Even before he became homeless I’d heard whispers, sensed he was circling close, that we were circling each other, like planets unmoored.
~
from blind huber:
HIVE
What would you do inside me? You would be utterly
lost, labyrinthine
comb, each corridor identical, a
funhouse, there, a bridge, worker knit to worker, a span
you can’t cross. On the other side the queen, a fortune of honey.
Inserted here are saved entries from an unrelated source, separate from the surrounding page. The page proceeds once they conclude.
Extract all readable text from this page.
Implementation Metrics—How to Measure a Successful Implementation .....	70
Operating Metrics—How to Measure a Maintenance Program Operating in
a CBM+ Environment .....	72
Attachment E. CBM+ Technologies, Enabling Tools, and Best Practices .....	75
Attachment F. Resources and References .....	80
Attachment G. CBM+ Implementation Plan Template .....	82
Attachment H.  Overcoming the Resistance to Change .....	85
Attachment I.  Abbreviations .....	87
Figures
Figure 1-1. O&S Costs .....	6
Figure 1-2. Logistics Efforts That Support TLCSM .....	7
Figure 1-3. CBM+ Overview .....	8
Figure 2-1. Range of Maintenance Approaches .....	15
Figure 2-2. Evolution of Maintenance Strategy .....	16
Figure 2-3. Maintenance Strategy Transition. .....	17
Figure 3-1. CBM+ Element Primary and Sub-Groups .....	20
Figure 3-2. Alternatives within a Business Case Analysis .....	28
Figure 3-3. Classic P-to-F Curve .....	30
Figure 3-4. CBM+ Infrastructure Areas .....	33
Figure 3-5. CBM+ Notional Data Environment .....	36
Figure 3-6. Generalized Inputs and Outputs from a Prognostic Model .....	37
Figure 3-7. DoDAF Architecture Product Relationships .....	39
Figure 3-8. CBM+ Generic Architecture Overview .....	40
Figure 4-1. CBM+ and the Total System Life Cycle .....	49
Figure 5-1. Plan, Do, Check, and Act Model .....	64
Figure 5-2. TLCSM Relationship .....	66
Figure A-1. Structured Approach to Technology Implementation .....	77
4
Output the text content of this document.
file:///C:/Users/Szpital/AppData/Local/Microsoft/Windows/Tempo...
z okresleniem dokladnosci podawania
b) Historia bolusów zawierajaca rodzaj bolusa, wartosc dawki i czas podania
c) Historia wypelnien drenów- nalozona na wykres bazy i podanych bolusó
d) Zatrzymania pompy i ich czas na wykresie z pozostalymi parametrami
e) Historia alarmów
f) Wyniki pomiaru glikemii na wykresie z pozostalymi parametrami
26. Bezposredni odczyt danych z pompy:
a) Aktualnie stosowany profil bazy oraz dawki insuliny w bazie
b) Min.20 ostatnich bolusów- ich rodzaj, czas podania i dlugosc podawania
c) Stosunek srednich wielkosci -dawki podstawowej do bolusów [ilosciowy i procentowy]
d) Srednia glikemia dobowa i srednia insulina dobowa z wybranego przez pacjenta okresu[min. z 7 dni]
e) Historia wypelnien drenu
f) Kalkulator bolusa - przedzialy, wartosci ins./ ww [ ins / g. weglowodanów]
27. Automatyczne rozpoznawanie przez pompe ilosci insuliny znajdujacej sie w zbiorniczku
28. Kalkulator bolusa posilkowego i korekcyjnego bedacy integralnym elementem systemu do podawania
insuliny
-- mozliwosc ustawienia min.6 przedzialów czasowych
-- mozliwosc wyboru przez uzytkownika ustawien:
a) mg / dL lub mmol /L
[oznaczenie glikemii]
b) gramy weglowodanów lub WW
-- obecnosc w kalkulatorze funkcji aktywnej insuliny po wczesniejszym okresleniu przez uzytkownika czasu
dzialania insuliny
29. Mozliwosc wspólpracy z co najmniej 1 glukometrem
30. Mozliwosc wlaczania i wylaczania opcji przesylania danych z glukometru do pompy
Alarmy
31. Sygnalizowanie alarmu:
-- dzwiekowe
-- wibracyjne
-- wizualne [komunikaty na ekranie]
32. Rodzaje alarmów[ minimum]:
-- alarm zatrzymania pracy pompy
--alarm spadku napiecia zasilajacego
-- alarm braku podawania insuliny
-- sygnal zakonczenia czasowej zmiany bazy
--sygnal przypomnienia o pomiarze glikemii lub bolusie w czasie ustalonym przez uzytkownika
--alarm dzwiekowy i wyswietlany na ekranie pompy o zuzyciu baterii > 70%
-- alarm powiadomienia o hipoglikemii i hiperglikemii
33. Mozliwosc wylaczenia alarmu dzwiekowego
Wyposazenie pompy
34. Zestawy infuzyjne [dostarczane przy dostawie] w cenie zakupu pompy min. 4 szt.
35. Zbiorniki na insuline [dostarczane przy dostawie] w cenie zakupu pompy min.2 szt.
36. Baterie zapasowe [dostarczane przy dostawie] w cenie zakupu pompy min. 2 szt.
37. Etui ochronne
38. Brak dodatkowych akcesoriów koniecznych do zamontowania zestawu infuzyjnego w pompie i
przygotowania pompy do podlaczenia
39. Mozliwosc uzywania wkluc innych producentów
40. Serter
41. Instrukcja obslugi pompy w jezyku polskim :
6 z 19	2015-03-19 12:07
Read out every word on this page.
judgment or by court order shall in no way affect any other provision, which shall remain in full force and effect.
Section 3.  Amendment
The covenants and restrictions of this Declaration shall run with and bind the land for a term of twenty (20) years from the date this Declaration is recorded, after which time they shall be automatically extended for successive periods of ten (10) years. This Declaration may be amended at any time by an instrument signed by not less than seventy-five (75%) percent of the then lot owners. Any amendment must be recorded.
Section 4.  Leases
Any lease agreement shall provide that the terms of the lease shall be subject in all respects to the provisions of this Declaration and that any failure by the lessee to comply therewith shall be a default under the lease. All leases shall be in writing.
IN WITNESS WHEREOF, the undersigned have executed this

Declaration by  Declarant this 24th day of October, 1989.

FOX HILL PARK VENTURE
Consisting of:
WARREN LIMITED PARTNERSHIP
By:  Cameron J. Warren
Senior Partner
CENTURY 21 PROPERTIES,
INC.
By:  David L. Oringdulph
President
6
Once we filled an entire house with it, built the comb between floorboard
& joist, slowly at first, the constant
buzz kept the owners awake, then louder, until honey began to seep
from the walls, swell
the doorframes. Our gift.
They had to burn the house down to rid us.
~
from some ether:
EMPTYING TOWN
Each fall this town empties, leaving me
drained, standing on the dock, waving bye-,
bye, the white handkerchief
stuck in my throat. You know the way Jesus
rips open his shirt
to show us his heart, all flaming & thorny,
the way he points to it. I’m afraid
the way I miss you
will be this obvious. I have
a friend who everyone warns me
is dangerous, he hides
bloody images of Jesus around my house
for me to find when I come home—Jesus
behind the cupboard door, Jesus tucked
into the mirror. He wants to save me
but we disagree from what. My version of hell
is someone ripping open his
shirt & saying,
look what I did for you.
~
from a note slipped under the door:
WATERMELONS
I have an enduring image from my childhood, one that returns to me often, unbidden. It involves a plant that somehow took root in the backseat of my grandmother’s car. Collected on the floor between the seats and the doors was a mixture of sand and dirt, carried in on our feet from the beach, and as mud on our sneakers on rainy days. No one ever cleaned the dirt, not from the backseat—my grandmother never gave it much thought. When I was young I sat in the back with the groceries, watching the trees pass, pushing her dog away with my feet. The dog smelled—if you touched it, your hands smelled like dog. Over the years the soil that gathered in the space between the seats and the doors grew deep, deep enough for a seed of an unspecified plant to take hold and send up a shoot. I’d chart its growth in private, checking on it whenever we went for a ride.
I don’t think that I ever told her, for fear she’d uproot it. My secret.